O JANTAR DA DESPEDIDA
A mesa estava posta como sempre: a louça que ela tanto amava, guardanapos de tecido dobrados com perfeição, a garrafa de vinho tinto respirando ao lado de duas taças que refletiam a luz baixa do abajur. Ela usava o vestido azul que eu comprei no nosso aniversário de dois anos. "É o meu preferido", dizia. Ainda era. Não sei se pelo corte que realçava sua cintura ou pela memória da noite em que ela o vestiu pela primeira vez.
"Você está estranho hoje", ela disse, entre uma garfada e outra. Sua voz soava leve, como quem espera uma resposta boba, algo como "estou cansado" ou "foi o dia no trabalho". Mas não respondi. Continuei cortando o filé no prato, tentando ignorar a pressão invisível que apertava meu peito.
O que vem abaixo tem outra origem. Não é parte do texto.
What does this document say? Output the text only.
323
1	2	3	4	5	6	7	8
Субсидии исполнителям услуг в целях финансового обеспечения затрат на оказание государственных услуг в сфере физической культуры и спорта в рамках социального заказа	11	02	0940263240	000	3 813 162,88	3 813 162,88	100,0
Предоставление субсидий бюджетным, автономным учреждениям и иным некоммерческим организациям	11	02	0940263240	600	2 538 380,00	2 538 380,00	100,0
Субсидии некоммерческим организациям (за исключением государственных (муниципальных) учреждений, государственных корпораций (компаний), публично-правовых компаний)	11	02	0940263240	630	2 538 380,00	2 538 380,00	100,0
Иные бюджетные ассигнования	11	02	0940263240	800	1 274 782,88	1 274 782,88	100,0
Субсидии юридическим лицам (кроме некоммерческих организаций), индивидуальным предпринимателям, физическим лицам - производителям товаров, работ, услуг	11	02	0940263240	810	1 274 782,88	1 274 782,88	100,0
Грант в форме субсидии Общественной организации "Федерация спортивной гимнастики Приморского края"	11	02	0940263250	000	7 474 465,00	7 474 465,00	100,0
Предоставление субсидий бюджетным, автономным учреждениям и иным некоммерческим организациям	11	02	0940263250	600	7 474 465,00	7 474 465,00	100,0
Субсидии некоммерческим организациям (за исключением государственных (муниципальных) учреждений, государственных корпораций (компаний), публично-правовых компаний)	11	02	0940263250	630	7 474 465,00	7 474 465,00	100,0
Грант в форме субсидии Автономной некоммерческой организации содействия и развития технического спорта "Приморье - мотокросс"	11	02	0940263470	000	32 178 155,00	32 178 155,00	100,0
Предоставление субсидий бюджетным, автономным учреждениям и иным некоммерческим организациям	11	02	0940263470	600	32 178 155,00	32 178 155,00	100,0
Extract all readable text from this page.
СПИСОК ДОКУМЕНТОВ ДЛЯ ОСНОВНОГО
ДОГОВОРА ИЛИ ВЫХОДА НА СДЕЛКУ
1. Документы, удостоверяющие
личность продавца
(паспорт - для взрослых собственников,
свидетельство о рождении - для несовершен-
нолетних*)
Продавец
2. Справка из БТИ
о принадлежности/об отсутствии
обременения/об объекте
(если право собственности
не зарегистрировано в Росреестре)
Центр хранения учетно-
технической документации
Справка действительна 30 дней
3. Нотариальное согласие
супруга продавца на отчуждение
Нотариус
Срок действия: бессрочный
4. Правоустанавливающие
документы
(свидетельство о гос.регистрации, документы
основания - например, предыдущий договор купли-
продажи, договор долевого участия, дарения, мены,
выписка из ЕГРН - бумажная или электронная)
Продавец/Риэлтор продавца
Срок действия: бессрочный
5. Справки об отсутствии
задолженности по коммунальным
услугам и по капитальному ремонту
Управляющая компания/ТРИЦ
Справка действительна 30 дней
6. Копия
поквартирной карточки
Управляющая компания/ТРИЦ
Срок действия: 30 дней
Ela continuou falando sobre o novo projeto no trabalho, o chefe exigente, os colegas invejosos. Outrora, nossas conversas fluíam naturalmente, preenchendo a sala com risadas que pareciam eternas, mas agora, suas palavras eram como ecos distantes, ressoando em um vazio que eu não sabia como preencher. Eu observava cada movimento: os dedos finos segurando a taça, a forma como seus olhos brilhavam quando ria de algo que disse, o jeito como o cabelo caía levemente sobre o rosto, e ela o jogava para trás com um movimento quase automático.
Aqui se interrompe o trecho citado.